Navieras bloquean paso clave por escalada en Oriente Medio
Varias compañías navieras de Dinamarca, Suiza y Alemania suspendieron el tránsito de petroleros por el estrecho de Ormuz, una ruta por la que pasa cerca del 20% del petróleo y gas mundial. La medida es directa consecuencia del ataque conjunto de Estados Unidos e Israel contra Irán.
Impacto inmediato y redirección histórica
La danesa Maersk anunció el cese temporal del tránsito por Ormuz y el desvío de rutas por el cabo de Buena Esperanza. Hapag-Lloyd y MSC también confirmaron suspensiones y reestructuraciones para proteger a sus tripulaciones en un escenario de alta tensión.
Incluso la francesa CMA CGM suspendió el paso por el Canal de Suez, mientras que la japonesa Nippon Yusen ordenó evitar Ormuz. Esto representa una interrupción significativa en el comercio global y pone en jaque la seguridad marítima.
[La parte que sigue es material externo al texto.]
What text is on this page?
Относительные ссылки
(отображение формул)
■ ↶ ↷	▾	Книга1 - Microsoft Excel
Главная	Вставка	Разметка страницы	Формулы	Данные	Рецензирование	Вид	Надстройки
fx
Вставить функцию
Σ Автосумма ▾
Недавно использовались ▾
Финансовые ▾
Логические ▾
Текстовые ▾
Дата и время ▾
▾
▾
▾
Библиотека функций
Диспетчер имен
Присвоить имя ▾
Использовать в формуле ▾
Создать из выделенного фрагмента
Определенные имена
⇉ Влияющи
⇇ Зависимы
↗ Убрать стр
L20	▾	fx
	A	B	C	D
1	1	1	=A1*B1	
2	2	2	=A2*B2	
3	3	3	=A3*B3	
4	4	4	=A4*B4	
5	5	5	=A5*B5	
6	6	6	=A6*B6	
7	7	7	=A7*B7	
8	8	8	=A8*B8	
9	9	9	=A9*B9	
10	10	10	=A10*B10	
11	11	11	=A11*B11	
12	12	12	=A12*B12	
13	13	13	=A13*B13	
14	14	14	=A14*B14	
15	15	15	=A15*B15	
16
Por qué esto cambia el escenario mundial
El estrecho de Ormuz es un cuello de botella estratégico para el flujo energético global. La escalada militar y la militarización en la región elevan el riesgo de una crisis energética y económica grave, con aumento inmediato de precios y posibles interrupciones prolongadas.
La respuesta iraní con la operación «Verdadera Promesa 4» confirma que la situación está lejos de normalizarse. La seguridad marítima y las instituciones internacionales enfrentan un desafío crítico que no se está debatiendo con la misma urgencia en los medios convencionales.
¿Qué viene después?
La prolongación del bloqueo en Ormuz podría forzar a redefinir rutas comerciales y generar un incremento en costos logísticos que impactará directamente en la economía global y nacional, incluyendo inflación y escasez en mercados clave.
Además, la tensión regional podría arrastrar a actores internacionales a un conflicto más amplio, comprometiendo la estabilidad y seguridad global en el corto plazo.